The quadratic equation `2x^(2) + px + 3 = 0` has two equal roots if p = …………. .

To solve the quadratic equation \(2x^2 + px + 3 = 0\) for the value of \(p\) such that the equation has two equal roots, we can follow these steps: ### Step 1: Understand the condition for equal roots For a quadratic equation of the form \(ax^2 + bx + c = 0\), the condition for the equation to have equal roots is that the discriminant \(D\) must be equal to zero.
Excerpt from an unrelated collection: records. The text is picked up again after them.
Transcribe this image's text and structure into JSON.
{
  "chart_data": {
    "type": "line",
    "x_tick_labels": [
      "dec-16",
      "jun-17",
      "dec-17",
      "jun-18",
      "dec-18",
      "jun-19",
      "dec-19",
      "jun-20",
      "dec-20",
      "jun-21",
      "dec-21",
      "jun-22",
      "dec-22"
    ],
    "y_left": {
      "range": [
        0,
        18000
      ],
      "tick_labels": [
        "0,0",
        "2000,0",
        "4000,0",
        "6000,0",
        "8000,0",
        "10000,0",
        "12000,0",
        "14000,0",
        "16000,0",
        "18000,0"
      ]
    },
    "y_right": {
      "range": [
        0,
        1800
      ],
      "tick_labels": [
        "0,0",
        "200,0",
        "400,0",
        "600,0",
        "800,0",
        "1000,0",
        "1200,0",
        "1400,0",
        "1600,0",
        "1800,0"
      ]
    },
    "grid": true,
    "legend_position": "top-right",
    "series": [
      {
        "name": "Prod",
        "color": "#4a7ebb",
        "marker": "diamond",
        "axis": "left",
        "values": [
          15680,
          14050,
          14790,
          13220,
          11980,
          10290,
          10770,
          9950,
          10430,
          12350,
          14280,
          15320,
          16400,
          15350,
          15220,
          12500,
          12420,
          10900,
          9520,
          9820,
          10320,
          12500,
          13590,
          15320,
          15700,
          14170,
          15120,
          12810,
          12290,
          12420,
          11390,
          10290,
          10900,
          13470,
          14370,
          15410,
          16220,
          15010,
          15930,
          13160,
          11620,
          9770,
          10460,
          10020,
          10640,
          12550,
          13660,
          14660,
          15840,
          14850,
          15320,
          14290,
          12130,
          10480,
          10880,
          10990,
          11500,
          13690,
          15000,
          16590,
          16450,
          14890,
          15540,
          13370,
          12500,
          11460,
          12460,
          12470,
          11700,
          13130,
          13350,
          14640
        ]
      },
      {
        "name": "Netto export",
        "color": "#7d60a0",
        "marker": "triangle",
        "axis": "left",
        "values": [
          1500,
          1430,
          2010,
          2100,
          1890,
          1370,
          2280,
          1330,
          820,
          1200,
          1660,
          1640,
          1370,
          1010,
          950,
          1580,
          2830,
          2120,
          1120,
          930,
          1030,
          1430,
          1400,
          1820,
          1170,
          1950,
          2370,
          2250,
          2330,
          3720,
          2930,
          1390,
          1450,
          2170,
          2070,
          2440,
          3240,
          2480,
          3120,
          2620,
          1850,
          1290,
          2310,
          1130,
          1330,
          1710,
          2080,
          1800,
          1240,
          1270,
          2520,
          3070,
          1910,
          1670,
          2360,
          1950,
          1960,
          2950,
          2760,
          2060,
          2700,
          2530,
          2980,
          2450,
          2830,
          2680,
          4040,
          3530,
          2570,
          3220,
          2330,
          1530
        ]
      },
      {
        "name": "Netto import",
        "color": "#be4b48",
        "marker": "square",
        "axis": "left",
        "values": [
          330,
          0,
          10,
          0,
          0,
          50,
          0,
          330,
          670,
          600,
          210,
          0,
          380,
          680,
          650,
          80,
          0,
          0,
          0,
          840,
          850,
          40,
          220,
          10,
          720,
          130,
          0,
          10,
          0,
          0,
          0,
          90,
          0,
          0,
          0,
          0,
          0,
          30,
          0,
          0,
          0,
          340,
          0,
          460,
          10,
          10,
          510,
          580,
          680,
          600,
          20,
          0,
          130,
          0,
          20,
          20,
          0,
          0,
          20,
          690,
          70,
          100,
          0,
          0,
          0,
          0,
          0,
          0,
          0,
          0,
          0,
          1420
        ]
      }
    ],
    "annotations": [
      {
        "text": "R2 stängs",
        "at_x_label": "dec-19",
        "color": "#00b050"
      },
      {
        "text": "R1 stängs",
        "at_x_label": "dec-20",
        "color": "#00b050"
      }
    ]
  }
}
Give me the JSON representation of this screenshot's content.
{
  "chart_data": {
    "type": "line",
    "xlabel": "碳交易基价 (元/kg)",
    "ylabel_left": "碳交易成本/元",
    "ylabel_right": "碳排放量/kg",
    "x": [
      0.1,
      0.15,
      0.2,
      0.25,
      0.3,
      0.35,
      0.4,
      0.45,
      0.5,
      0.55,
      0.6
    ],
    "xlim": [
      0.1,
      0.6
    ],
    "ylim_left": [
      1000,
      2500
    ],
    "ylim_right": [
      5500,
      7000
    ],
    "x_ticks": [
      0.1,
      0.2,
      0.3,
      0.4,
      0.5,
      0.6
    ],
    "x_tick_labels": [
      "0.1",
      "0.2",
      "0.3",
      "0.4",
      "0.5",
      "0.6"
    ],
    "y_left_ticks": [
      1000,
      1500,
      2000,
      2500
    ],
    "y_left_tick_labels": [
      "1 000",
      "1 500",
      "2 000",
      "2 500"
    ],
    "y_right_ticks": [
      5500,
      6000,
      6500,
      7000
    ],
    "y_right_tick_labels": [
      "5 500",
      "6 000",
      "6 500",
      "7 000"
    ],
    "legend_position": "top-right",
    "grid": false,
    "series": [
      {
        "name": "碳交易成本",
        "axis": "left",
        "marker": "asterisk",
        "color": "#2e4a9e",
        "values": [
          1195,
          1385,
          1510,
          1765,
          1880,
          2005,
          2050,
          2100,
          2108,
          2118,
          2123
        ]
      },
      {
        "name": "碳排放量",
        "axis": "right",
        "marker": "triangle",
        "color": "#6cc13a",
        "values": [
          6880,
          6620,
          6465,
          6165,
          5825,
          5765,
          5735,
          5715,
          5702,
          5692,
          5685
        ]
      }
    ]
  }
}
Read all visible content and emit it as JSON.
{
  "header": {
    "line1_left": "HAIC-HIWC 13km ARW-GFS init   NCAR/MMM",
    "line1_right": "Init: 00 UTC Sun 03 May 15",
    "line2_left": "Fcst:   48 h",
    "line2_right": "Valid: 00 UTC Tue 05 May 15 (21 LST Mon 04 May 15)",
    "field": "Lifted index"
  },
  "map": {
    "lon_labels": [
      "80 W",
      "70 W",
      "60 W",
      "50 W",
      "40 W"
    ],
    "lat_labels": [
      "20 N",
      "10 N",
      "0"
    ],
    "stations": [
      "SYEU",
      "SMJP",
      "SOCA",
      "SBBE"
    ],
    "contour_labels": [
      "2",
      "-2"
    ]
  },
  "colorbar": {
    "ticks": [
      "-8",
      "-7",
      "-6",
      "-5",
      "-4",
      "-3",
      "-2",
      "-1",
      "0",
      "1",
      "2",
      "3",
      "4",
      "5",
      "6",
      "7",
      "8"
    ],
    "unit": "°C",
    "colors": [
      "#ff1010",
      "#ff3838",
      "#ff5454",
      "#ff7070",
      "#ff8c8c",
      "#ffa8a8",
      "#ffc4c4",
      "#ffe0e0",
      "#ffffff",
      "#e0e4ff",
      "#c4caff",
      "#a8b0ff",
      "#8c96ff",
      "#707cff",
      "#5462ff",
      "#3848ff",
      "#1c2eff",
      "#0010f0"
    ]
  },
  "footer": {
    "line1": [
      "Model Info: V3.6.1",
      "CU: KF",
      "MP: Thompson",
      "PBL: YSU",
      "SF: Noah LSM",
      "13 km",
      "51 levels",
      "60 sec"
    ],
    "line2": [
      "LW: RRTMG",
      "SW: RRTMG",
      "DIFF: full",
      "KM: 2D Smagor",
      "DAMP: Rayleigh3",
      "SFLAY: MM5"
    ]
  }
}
The discriminant is given by the formula: \[ D = b^2 - 4ac \] In our case, \(a = 2\), \(b = p\), and \(c = 3\). ### Step 2: Set up the discriminant equation We can substitute the values of \(a\), \(b\), and \(c\) into the discriminant formula: \[ D = p^2 - 4 \cdot 2 \cdot 3 \] This simplifies to: \[ D = p^2 - 24 \] ### Step 3: Set the discriminant equal to zero Since we want the equation to have equal roots, we set the discriminant \(D\) to zero: \[ p^2 - 24 = 0 \] ### Step 4: Solve for \(p\) Now, we can solve for \(p\): \[ p^2 = 24 \] Taking the square root of both sides gives us: \[ p = \pm \sqrt{24} \] We can simplify \(\sqrt{24}\): \[ \sqrt{24} = \sqrt{4 \cdot 6} = 2\sqrt{6} \] Thus, we have: \[ p = \pm 2\sqrt{6} \] ### Final Answer The values of \(p\) for which the quadratic equation \(2x^2 + px + 3 = 0\) has two equal roots are: \[ p = 2\sqrt{6} \quad \text{or} \quad p = -2\sqrt{6} \] ---